NAD⁺ and phosphate binding sites in AvGAPDH. (A) Binding pockets for the NAD⁺ cofactor (shown in sticks with carbon atoms in gray and all other atoms in CPK colors) and for the inorganic and substrate phosphate sites (“new P_i” and P_s sites, labeled). The placement of the P_i site in AvGAPDH as a “new P_i” site is consistent with the S. aureus GAPDH structure (PDB ID 3K73). Enzyme residues in direct contact with NAD⁺ are represented in sticks (carbon atoms in light green) and polar interactions (hydrogen bonds) are depicted as dotted lines. Residues predicted to participate in the stabilization of the inorganic and substrate phosphate groups (including the catalytic Cys168) are also shown as sticks (with carbon atoms in two different shades of dark green).
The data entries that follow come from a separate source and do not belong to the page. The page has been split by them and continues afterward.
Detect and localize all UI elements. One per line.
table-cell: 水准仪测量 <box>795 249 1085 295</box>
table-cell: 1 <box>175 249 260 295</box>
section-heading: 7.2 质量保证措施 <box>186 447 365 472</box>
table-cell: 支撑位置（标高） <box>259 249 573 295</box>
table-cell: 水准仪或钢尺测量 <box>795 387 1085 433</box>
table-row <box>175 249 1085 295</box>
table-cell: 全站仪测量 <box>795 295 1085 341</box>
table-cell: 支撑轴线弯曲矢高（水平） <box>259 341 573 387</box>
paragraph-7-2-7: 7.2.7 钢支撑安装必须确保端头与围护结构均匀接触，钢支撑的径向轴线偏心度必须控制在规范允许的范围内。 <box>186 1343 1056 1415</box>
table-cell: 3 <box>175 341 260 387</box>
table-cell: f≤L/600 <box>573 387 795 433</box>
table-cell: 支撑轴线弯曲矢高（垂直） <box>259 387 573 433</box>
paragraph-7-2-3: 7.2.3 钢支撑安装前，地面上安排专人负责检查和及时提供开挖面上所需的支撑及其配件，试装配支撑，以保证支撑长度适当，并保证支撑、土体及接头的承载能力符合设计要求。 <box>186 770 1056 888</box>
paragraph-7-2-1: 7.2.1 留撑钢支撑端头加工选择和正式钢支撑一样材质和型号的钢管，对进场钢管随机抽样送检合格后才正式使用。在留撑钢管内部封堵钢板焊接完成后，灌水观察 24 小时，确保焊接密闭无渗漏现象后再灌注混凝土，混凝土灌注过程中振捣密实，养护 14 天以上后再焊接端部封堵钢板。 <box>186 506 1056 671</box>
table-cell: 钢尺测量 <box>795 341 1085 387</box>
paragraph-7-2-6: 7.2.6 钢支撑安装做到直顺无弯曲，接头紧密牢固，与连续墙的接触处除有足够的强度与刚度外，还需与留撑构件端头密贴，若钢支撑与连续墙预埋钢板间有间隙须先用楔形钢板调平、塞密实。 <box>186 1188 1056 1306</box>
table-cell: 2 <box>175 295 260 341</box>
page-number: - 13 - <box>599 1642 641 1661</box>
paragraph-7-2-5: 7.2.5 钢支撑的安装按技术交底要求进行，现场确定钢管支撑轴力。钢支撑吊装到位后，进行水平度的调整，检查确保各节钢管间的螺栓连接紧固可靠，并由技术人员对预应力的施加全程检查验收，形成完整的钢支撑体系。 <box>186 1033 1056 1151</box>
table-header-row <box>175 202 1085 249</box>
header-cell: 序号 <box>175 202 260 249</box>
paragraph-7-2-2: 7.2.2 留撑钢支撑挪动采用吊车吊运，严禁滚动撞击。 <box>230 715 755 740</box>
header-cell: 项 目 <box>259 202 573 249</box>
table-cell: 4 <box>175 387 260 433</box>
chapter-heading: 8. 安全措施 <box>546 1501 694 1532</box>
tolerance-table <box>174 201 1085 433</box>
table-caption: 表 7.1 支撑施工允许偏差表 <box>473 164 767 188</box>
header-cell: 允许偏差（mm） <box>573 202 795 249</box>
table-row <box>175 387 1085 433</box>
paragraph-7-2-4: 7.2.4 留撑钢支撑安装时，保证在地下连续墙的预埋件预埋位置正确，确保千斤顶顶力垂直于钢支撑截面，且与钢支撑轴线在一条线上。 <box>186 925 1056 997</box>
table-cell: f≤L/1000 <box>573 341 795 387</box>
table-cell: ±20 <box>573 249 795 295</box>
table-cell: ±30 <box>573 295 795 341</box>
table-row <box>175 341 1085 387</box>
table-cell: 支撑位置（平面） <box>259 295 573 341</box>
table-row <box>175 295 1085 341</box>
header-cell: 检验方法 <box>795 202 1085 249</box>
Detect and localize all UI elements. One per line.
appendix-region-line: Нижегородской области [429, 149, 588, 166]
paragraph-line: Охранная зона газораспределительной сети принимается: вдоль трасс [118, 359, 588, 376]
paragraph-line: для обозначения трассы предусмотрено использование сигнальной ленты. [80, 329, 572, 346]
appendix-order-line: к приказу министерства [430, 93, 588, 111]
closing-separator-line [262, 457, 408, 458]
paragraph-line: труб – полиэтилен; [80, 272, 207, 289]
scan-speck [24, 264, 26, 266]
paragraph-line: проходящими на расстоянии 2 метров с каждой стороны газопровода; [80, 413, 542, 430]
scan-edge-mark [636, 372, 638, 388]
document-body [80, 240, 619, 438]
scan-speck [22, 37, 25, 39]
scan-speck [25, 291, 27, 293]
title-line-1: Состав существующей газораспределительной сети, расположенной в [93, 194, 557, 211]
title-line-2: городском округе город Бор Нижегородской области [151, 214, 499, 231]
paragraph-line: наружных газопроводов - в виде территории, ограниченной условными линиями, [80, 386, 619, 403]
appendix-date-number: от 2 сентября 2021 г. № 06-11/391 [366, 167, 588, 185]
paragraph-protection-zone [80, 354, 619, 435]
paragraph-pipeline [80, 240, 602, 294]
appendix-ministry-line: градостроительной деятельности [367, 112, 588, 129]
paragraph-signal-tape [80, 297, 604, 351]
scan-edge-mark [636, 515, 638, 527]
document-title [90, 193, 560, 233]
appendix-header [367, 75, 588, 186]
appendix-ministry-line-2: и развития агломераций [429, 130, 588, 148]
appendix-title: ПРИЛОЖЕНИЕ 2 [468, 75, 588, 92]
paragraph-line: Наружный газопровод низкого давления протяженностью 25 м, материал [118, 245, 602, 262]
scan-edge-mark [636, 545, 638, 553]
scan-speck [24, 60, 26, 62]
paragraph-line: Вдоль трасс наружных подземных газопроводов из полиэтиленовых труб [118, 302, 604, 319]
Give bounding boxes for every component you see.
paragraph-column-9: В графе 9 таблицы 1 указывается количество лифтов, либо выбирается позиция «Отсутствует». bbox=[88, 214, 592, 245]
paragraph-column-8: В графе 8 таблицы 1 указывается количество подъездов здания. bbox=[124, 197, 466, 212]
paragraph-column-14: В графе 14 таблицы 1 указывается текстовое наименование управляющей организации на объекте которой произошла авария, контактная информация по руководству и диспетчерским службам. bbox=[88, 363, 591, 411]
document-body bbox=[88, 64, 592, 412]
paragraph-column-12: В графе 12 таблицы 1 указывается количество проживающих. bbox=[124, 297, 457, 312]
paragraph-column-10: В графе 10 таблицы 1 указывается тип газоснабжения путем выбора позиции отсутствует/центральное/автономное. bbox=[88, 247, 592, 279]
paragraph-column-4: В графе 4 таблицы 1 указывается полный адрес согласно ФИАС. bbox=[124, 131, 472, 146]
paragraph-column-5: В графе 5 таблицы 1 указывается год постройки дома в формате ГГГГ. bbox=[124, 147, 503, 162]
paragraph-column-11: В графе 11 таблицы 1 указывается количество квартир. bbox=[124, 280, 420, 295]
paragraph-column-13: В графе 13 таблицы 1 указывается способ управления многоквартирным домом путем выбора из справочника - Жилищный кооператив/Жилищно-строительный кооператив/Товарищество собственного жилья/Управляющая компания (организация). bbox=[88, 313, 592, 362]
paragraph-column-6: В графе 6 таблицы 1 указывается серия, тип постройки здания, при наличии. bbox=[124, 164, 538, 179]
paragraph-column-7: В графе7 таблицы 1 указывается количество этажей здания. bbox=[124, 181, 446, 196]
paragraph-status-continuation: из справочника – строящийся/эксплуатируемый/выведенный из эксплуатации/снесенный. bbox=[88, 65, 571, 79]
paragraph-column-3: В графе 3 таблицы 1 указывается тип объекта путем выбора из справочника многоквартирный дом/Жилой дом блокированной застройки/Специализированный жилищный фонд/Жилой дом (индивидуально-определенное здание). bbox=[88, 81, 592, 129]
The AvGAPDH structural scaffold is shown in ribbons in depth-cued light colors. (B) Omit map showing unbiased electron density map of NAD⁺ cofactor in AvGAPDH. Unbiased omit map calculated with molecular replacement phases (prior to building the cofactor and solvent structures and prior to refinement) contoured at 1.5 σ revealing the presence of the NAD⁺ cofactor at full occupancy. For comparison, electron density map for the final model of the NAD⁺ cofactor displayed at the same contour level (right). The figure was produced with PyMOL (Schrodinger LLC).